Firm: California home sales drop 22 percent as tax credit expires

By AP
Thursday, August 19, 2010

Firm: Calif. home sales drop 22 percent in July

LOS ANGELES — Home sales in California showed their largest year-over-year drop last month in more than two years, as the market attempted to weather an increasingly unsteady recovery without the help of federal tax credits, a tracking firm reported Thursday.

San Diego-based MDA DataQuick said sales declined 21.9 percent to 35,202 homes last month from 45,079 homes in July 2009 and sank 19.9 percent from 43,964 homes in June.

Last month was the slowest July since 2007, when 35,185 homes were sold, the firm said.
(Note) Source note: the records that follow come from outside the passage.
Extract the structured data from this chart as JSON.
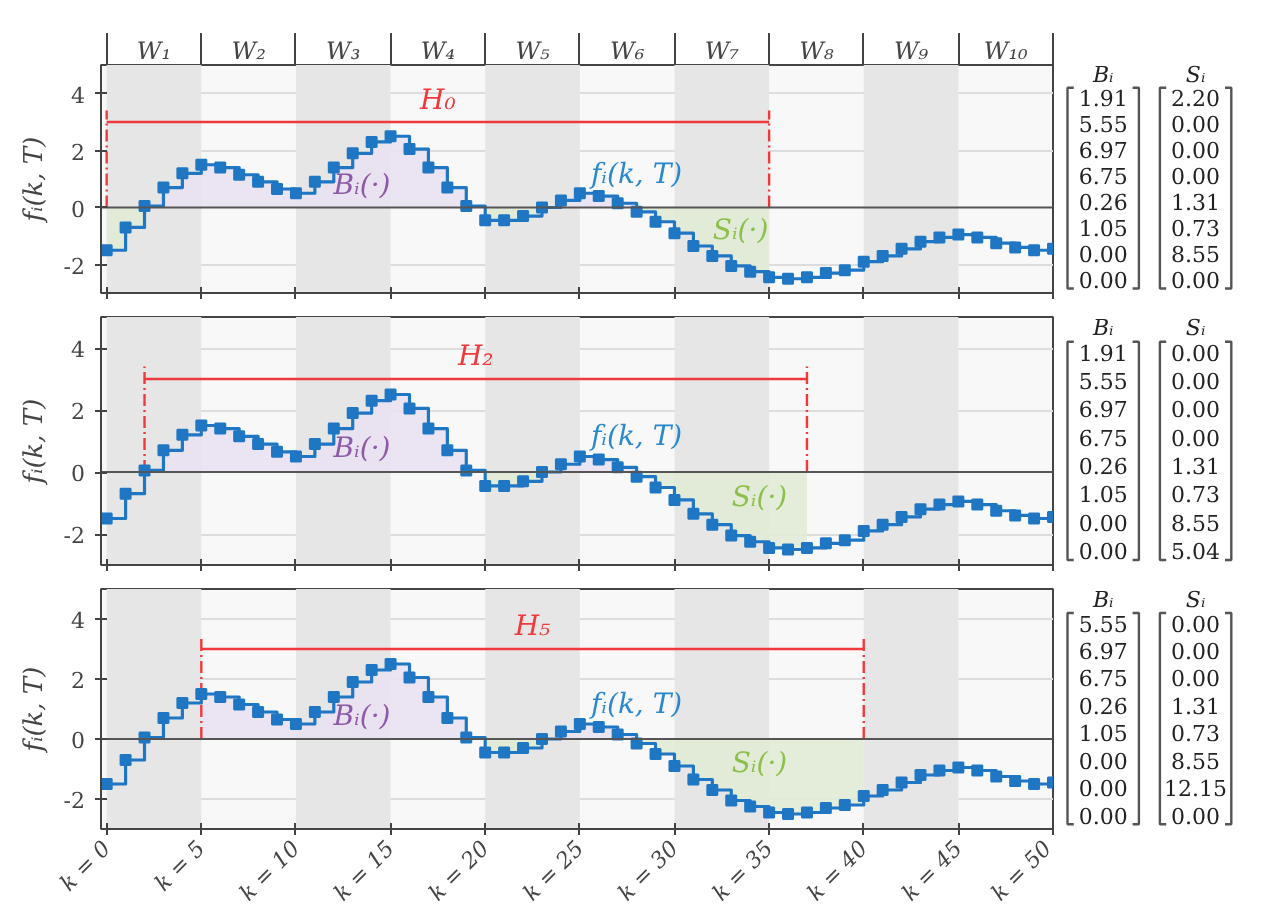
{
  "chart_data": [
    {
      "type": "step",
      "x": [
        0,
        1,
        2,
        3,
        4,
        5,
        6,
        7,
        8,
        9,
        10,
        11,
        12,
        13,
        14,
        15,
        16,
        17,
        18,
        19,
        20,
        21,
        22,
        23,
        24,
        25,
        26,
        27,
        28,
        29,
        30,
        31,
        32,
        33,
        34,
        35,
        36,
        37,
        38,
        39,
        40,
        41,
        42,
        43,
        44,
        45,
        46,
        47,
        48,
        49,
        50
      ],
      "ylabel": "fᵢ(k, T)",
      "xlim": [
        -0.3,
        50
      ],
      "ylim": [
        -3,
        5
      ],
      "yticks": [
        -2,
        0,
        2,
        4
      ],
      "grid": "y",
      "tick_labels": "y",
      "xticks": [
        0,
        5,
        10,
        15,
        20,
        25,
        30,
        35,
        40,
        45,
        50
      ],
      "bands": [
        {
          "axis": "x",
          "from": 0,
          "to": 5,
          "color": "#e6e6e6"
        },
        {
          "axis": "x",
          "from": 10,
          "to": 15,
          "color": "#e6e6e6"
        },
        {
          "axis": "x",
          "from": 20,
          "to": 25,
          "color": "#e6e6e6"
        },
        {
          "axis": "x",
          "from": 30,
          "to": 35,
          "color": "#e6e6e6"
        },
        {
          "axis": "x",
          "from": 40,
          "to": 45,
          "color": "#e6e6e6"
        }
      ],
      "ref_lines": [
        {
          "axis": "y",
          "value": 0,
          "color": "#555555"
        }
      ],
      "series": [
        {
          "type": "area",
          "name": "Bᵢ(·)",
          "color": "#e9e1f1",
          "x": [
            0,
            1,
            2,
            3,
            4,
            5,
            6,
            7,
            8,
            9,
            10,
            11,
            12,
            13,
            14,
            15,
            16,
            17,
            18,
            19,
            20,
            21,
            22,
            23,
            24,
            25,
            26,
            27,
            28,
            29,
            30,
            31,
            32,
            33,
            34,
            35
          ],
          "values": [
            0,
            0,
            0.05,
            0.7,
            1.2,
            1.5,
            1.4,
            1.15,
            0.9,
            0.65,
            0.5,
            0.9,
            1.4,
            1.9,
            2.3,
            2.5,
            2.05,
            1.4,
            0.7,
            0.05,
            0,
            0,
            0,
            0,
            0.25,
            0.5,
            0.4,
            0.15,
            0,
            0,
            0,
            0,
            0,
            0,
            0,
            0
          ]
        },
        {
          "type": "area",
          "name": "Sᵢ(·)",
          "color": "#e1ebd6",
          "x": [
            0,
            1,
            2,
            3,
            4,
            5,
            6,
            7,
            8,
            9,
            10,
            11,
            12,
            13,
            14,
            15,
            16,
            17,
            18,
            19,
            20,
            21,
            22,
            23,
            24,
            25,
            26,
            27,
            28,
            29,
            30,
            31,
            32,
            33,
            34,
            35
          ],
          "values": [
            -1.5,
            -0.7,
            0,
            0,
            0,
            0,
            0,
            0,
            0,
            0,
            0,
            0,
            0,
            0,
            0,
            0,
            0,
            0,
            0,
            0,
            -0.45,
            -0.45,
            -0.3,
            0,
            0,
            0,
            0,
            0,
            -0.15,
            -0.5,
            -0.9,
            -1.35,
            -1.7,
            -2.05,
            -2.25,
            -2.45
          ]
        },
        {
          "type": "line",
          "name": "H₀",
          "color": "#f0393c",
          "x": [
            0,
            35
          ],
          "values": [
            3,
            3
          ]
        },
        {
          "type": "line",
          "color": "#f0393c",
          "line_style": "dashed",
          "x": [
            0,
            0
          ],
          "values": [
            0,
            3.4
          ]
        },
        {
          "type": "line",
          "color": "#f0393c",
          "line_style": "dashed",
          "x": [
            35,
            35
          ],
          "values": [
            0,
            3.4
          ]
        },
        {
          "type": "step",
          "name": "fᵢ(k, T)",
          "color": "#1f77c4",
          "marker": "square",
          "values": [
            -1.5,
            -0.7,
            0.05,
            0.7,
            1.2,
            1.5,
            1.4,
            1.15,
            0.9,
            0.65,
            0.5,
            0.9,
            1.4,
            1.9,
            2.3,
            2.5,
            2.05,
            1.4,
            0.7,
            0.05,
            -0.45,
            -0.45,
            -0.3,
            0.0,
            0.25,
            0.5,
            0.4,
            0.15,
            -0.15,
            -0.5,
            -0.9,
            -1.35,
            -1.7,
            -2.05,
            -2.25,
            -2.45,
            -2.5,
            -2.45,
            -2.3,
            -2.2,
            -1.9,
            -1.7,
            -1.45,
            -1.2,
            -1.05,
            -0.95,
            -1.05,
            -1.25,
            -1.4,
            -1.5,
            -1.45
          ]
        }
      ],
      "annotations": [
        "W₁",
        "W₂",
        "W₃",
        "W₄",
        "W₅",
        "W₆",
        "W₇",
        "W₈",
        "W₉",
        "W₁₀"
      ]
    },
    {
      "type": "other",
      "annotations": [
        "Bᵢ",
        "Sᵢ",
        "1.91",
        "2.20",
        "5.55",
        "0.00",
        "6.97",
        "0.00",
        "6.75",
        "0.00",
        "0.26",
        "1.31",
        "1.05",
        "0.73",
        "0.00",
        "8.55",
        "0.00",
        "0.00"
      ]
    },
    {
      "type": "step",
      "x": [
        0,
        1,
        2,
        3,
        4,
        5,
        6,
        7,
        8,
        9,
        10,
        11,
        12,
        13,
        14,
        15,
        16,
        17,
        18,
        19,
        20,
        21,
        22,
        23,
        24,
        25,
        26,
        27,
        28,
        29,
        30,
        31,
        32,
        33,
        34,
        35,
        36,
        37,
        38,
        39,
        40,
        41,
        42,
        43,
        44,
        45,
        46,
        47,
        48,
        49,
        50
      ],
      "ylabel": "fᵢ(k, T)",
      "xlim": [
        -0.3,
        50
      ],
      "ylim": [
        -3,
        5
      ],
      "yticks": [
        -2,
        0,
        2,
        4
      ],
      "grid": "y",
      "tick_labels": "y",
      "xticks": [
        0,
        5,
        10,
        15,
        20,
        25,
        30,
        35,
        40,
        45,
        50
      ],
      "bands": [
        {
          "axis": "x",
          "from": 0,
          "to": 5,
          "color": "#e6e6e6"
        },
        {
          "axis": "x",
          "from": 10,
          "to": 15,
          "color": "#e6e6e6"
        },
        {
          "axis": "x",
          "from": 20,
          "to": 25,
          "color": "#e6e6e6"
        },
        {
          "axis": "x",
          "from": 30,
          "to": 35,
          "color": "#e6e6e6"
        },
        {
          "axis": "x",
          "from": 40,
          "to": 45,
          "color": "#e6e6e6"
        }
      ],
      "ref_lines": [
        {
          "axis": "y",
          "value": 0,
          "color": "#555555"
        }
      ],
      "series": [
        {
          "type": "area",
          "name": "Bᵢ(·)",
          "color": "#e9e1f1",
          "x": [
            2,
            3,
            4,
            5,
            6,
            7,
            8,
            9,
            10,
            11,
            12,
            13,
            14,
            15,
            16,
            17,
            18,
            19,
            20,
            21,
            22,
            23,
            24,
            25,
            26,
            27,
            28,
            29,
            30,
            31,
            32,
            33,
            34,
            35,
            36,
            37
          ],
          "values": [
            0.05,
            0.7,
            1.2,
            1.5,
            1.4,
            1.15,
            0.9,
            0.65,
            0.5,
            0.9,
            1.4,
            1.9,
            2.3,
            2.5,
            2.05,
            1.4,
            0.7,
            0.05,
            0,
            0,
            0,
            0,
            0.25,
            0.5,
            0.4,
            0.15,
            0,
            0,
            0,
            0,
            0,
            0,
            0,
            0,
            0,
            0
          ]
        },
        {
          "type": "area",
          "name": "Sᵢ(·)",
          "color": "#e1ebd6",
          "x": [
            2,
            3,
            4,
            5,
            6,
            7,
            8,
            9,
            10,
            11,
            12,
            13,
            14,
            15,
            16,
            17,
            18,
            19,
            20,
            21,
            22,
            23,
            24,
            25,
            26,
            27,
            28,
            29,
            30,
            31,
            32,
            33,
            34,
            35,
            36,
            37
          ],
          "values": [
            0,
            0,
            0,
            0,
            0,
            0,
            0,
            0,
            0,
            0,
            0,
            0,
            0,
            0,
            0,
            0,
            0,
            0,
            -0.45,
            -0.45,
            -0.3,
            0,
            0,
            0,
            0,
            0,
            -0.15,
            -0.5,
            -0.9,
            -1.35,
            -1.7,
            -2.05,
            -2.25,
            -2.45,
            -2.5,
            -2.45
          ]
        },
        {
          "type": "line",
          "name": "H₂",
          "color": "#f0393c",
          "x": [
            2,
            37
          ],
          "values": [
            3,
            3
          ]
        },
        {
          "type": "line",
          "color": "#f0393c",
          "line_style": "dashed",
          "x": [
            2,
            2
          ],
          "values": [
            0,
            3.4
          ]
        },
        {
          "type": "line",
          "color": "#f0393c",
          "line_style": "dashed",
          "x": [
            37,
            37
          ],
          "values": [
            0,
            3.4
          ]
        },
        {
          "type": "step",
          "name": "fᵢ(k, T)",
          "color": "#1f77c4",
          "marker": "square",
          "values": [
            -1.5,
            -0.7,
            0.05,
            0.7,
            1.2,
            1.5,
            1.4,
            1.15,
            0.9,
            0.65,
            0.5,
            0.9,
            1.4,
            1.9,
            2.3,
            2.5,
            2.05,
            1.4,
            0.7,
            0.05,
            -0.45,
            -0.45,
            -0.3,
            0.0,
            0.25,
            0.5,
            0.4,
            0.15,
            -0.15,
            -0.5,
            -0.9,
            -1.35,
            -1.7,
            -2.05,
            -2.25,
            -2.45,
            -2.5,
            -2.45,
            -2.3,
            -2.2,
            -1.9,
            -1.7,
            -1.45,
            -1.2,
            -1.05,
            -0.95,
            -1.05,
            -1.25,
            -1.4,
            -1.5,
            -1.45
          ]
        }
      ]
    },
    {
      "type": "other",
      "annotations": [
        "Bᵢ",
        "Sᵢ",
        "1.91",
        "0.00",
        "5.55",
        "0.00",
        "6.97",
        "0.00",
        "6.75",
        "0.00",
        "0.26",
        "1.31",
        "1.05",
        "0.73",
        "0.00",
        "8.55",
        "0.00",
        "5.04"
      ]
    },
    {
      "type": "step",
      "x": [
        0,
        1,
        2,
        3,
        4,
        5,
        6,
        7,
        8,
        9,
        10,
        11,
        12,
        13,
        14,
        15,
        16,
        17,
        18,
        19,
        20,
        21,
        22,
        23,
        24,
        25,
        26,
        27,
        28,
        29,
        30,
        31,
        32,
        33,
        34,
        35,
        36,
        37,
        38,
        39,
        40,
        41,
        42,
        43,
        44,
        45,
        46,
        47,
        48,
        49,
        50
      ],
      "ylabel": "fᵢ(k, T)",
      "xlim": [
        -0.3,
        50
      ],
      "ylim": [
        -3,
        5
      ],
      "yticks": [
        -2,
        0,
        2,
        4
      ],
      "grid": "y",
      "xticks": [
        {
          "value": 0,
          "label": "k = 0"
        },
        {
          "value": 5,
          "label": "k = 5"
        },
        {
          "value": 10,
          "label": "k = 10"
        },
        {
          "value": 15,
          "label": "k = 15"
        },
        {
          "value": 20,
          "label": "k = 20"
        },
        {
          "value": 25,
          "label": "k = 25"
        },
        {
          "value": 30,
          "label": "k = 30"
        },
        {
          "value": 35,
          "label": "k = 35"
        },
        {
          "value": 40,
          "label": "k = 40"
        },
        {
          "value": 45,
          "label": "k = 45"
        },
        {
          "value": 50,
          "label": "k = 50"
        }
      ],
      "bands": [
        {
          "axis": "x",
          "from": 0,
          "to": 5,
          "color": "#e6e6e6"
        },
        {
          "axis": "x",
          "from": 10,
          "to": 15,
          "color": "#e6e6e6"
        },
        {
          "axis": "x",
          "from": 20,
          "to": 25,
          "color": "#e6e6e6"
        },
        {
          "axis": "x",
          "from": 30,
          "to": 35,
          "color": "#e6e6e6"
        },
        {
          "axis": "x",
          "from": 40,
          "to": 45,
          "color": "#e6e6e6"
        }
      ],
      "ref_lines": [
        {
          "axis": "y",
          "value": 0,
          "color": "#555555"
        }
      ],
      "series": [
        {
          "type": "area",
          "name": "Bᵢ(·)",
          "color": "#e9e1f1",
          "x": [
            5,
            6,
            7,
            8,
            9,
            10,
            11,
            12,
            13,
            14,
            15,
            16,
            17,
            18,
            19,
            20,
            21,
            22,
            23,
            24,
            25,
            26,
            27,
            28,
            29,
            30,
            31,
            32,
            33,
            34,
            35,
            36,
            37,
            38,
            39,
            40
          ],
          "values": [
            1.5,
            1.4,
            1.15,
            0.9,
            0.65,
            0.5,
            0.9,
            1.4,
            1.9,
            2.3,
            2.5,
            2.05,
            1.4,
            0.7,
            0.05,
            0,
            0,
            0,
            0,
            0.25,
            0.5,
            0.4,
            0.15,
            0,
            0,
            0,
            0,
            0,
            0,
            0,
            0,
            0,
            0,
            0,
            0,
            0
          ]
        },
        {
          "type": "area",
          "name": "Sᵢ(·)",
          "color": "#e1ebd6",
          "x": [
            5,
            6,
            7,
            8,
            9,
            10,
            11,
            12,
            13,
            14,
            15,
            16,
            17,
            18,
            19,
            20,
            21,
            22,
            23,
            24,
            25,
            26,
            27,
            28,
            29,
            30,
            31,
            32,
            33,
            34,
            35,
            36,
            37,
            38,
            39,
            40
          ],
          "values": [
            0,
            0,
            0,
            0,
            0,
            0,
            0,
            0,
            0,
            0,
            0,
            0,
            0,
            0,
            0,
            -0.45,
            -0.45,
            -0.3,
            0,
            0,
            0,
            0,
            0,
            -0.15,
            -0.5,
            -0.9,
            -1.35,
            -1.7,
            -2.05,
            -2.25,
            -2.45,
            -2.5,
            -2.45,
            -2.3,
            -2.2,
            -1.9
          ]
        },
        {
          "type": "line",
          "name": "H₅",
          "color": "#f0393c",
          "x": [
            5,
            40
          ],
          "values": [
            3,
            3
          ]
        },
        {
          "type": "line",
          "color": "#f0393c",
          "line_style": "dashed",
          "x": [
            5,
            5
          ],
          "values": [
            0,
            3.4
          ]
        },
        {
          "type": "line",
          "color": "#f0393c",
          "line_style": "dashed",
          "x": [
            40,
            40
          ],
          "values": [
            0,
            3.4
          ]
        },
        {
          "type": "step",
          "name": "fᵢ(k, T)",
          "color": "#1f77c4",
          "marker": "square",
          "values": [
            -1.5,
            -0.7,
            0.05,
            0.7,
            1.2,
            1.5,
            1.4,
            1.15,
            0.9,
            0.65,
            0.5,
            0.9,
            1.4,
            1.9,
            2.3,
            2.5,
            2.05,
            1.4,
            0.7,
            0.05,
            -0.45,
            -0.45,
            -0.3,
            0.0,
            0.25,
            0.5,
            0.4,
            0.15,
            -0.15,
            -0.5,
            -0.9,
            -1.35,
            -1.7,
            -2.05,
            -2.25,
            -2.45,
            -2.5,
            -2.45,
            -2.3,
            -2.2,
            -1.9,
            -1.7,
            -1.45,
            -1.2,
            -1.05,
            -0.95,
            -1.05,
            -1.25,
            -1.4,
            -1.5,
            -1.45
          ]
        }
      ]
    },
    {
      "type": "other",
      "annotations": [
        "Bᵢ",
        "Sᵢ",
        "5.55",
        "0.00",
        "6.97",
        "0.00",
        "6.75",
        "0.00",
        "0.26",
        "1.31",
        "1.05",
        "0.73",
        "0.00",
        "8.55",
        "0.00",
        "12.15",
        "0.00",
        "0.00"
      ]
    }
  ]
}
July’s year-over-year drop also was the steepest since March 2008, when the newly frozen credit market prompted a sales decline of 38.3 percent.

Stuart Gabriel, who directs the Richard S. Ziman Center for Real Estate at the University of California, Los Angeles, said the declines are symptomatic of the weakening economic recovery, which is making potential buyers reluctant to enter the market while they’re unsure of their financial futures.

“There is very substantial uncertainty at this moment with respect to the momentum of the recovery,” he said. “The housing market will improve when the job market improves and the overall economy improves.”

DataQuick president John Walsh, however, pinned most of the blame on the expiration of the federal homebuyer tax credits that had fueled previous months’ sales.

“We think they were the main reason the decline was so sharp,” Walsh said. “As the boost from the credits waned, low mortgage rates just weren’t enough to outweigh the weak economic recovery and low consumer confidence.”

The median home price in the state declined 0.7 percent to $268,000 last month from $270,000 in June, its second consecutive month-to-month drop, although the median price last month was up 7.2 percent from $250,000 in July 2009.

Walsh said further price deterioration could be coming, as potential buyers wait to see whether the drop in sales translates into greater discounts.

Buyers “will take their time to assess market conditions, searching for signs of renewed price cuts,” he said. “Depending on the economy and other factors, that might be what some of them find.”

Gabriel, however, said demand from investors and other buyers drawn to the market by low interest rates will keep prices from declining much.

“For anyone who has a stable job, a stable income and a reason to stay in a home for three or four years, now is really a spectacular time to buy,” he said.

But he cautioned that the broader economic malaise would keep prices from rebounding strongly any time in the near future.

“We don’t expect prices to either march higher at a significant rate, nor do we expect to see significant deterioration in pricing going forward,” he said.

In a nine-county region of Northern California, sales declined 22.8 percent to 6,773 in July from a year earlier. In the six-county region of Southern California, sales dropped 21.4 percent to 18,946 from July 2009.

The median home price in Northern California crept up 1.8 percent to $402,000 last month from $395,000 in July 2009. In Southern California, the median price increased 10.1 percent to $295,000, up from $268,000 in the year-ago period.

Foreclosures comprised some 35.6 percent of the state’s resales last month, up from 34.1 percent in June but down from 43.5 percent a year ago.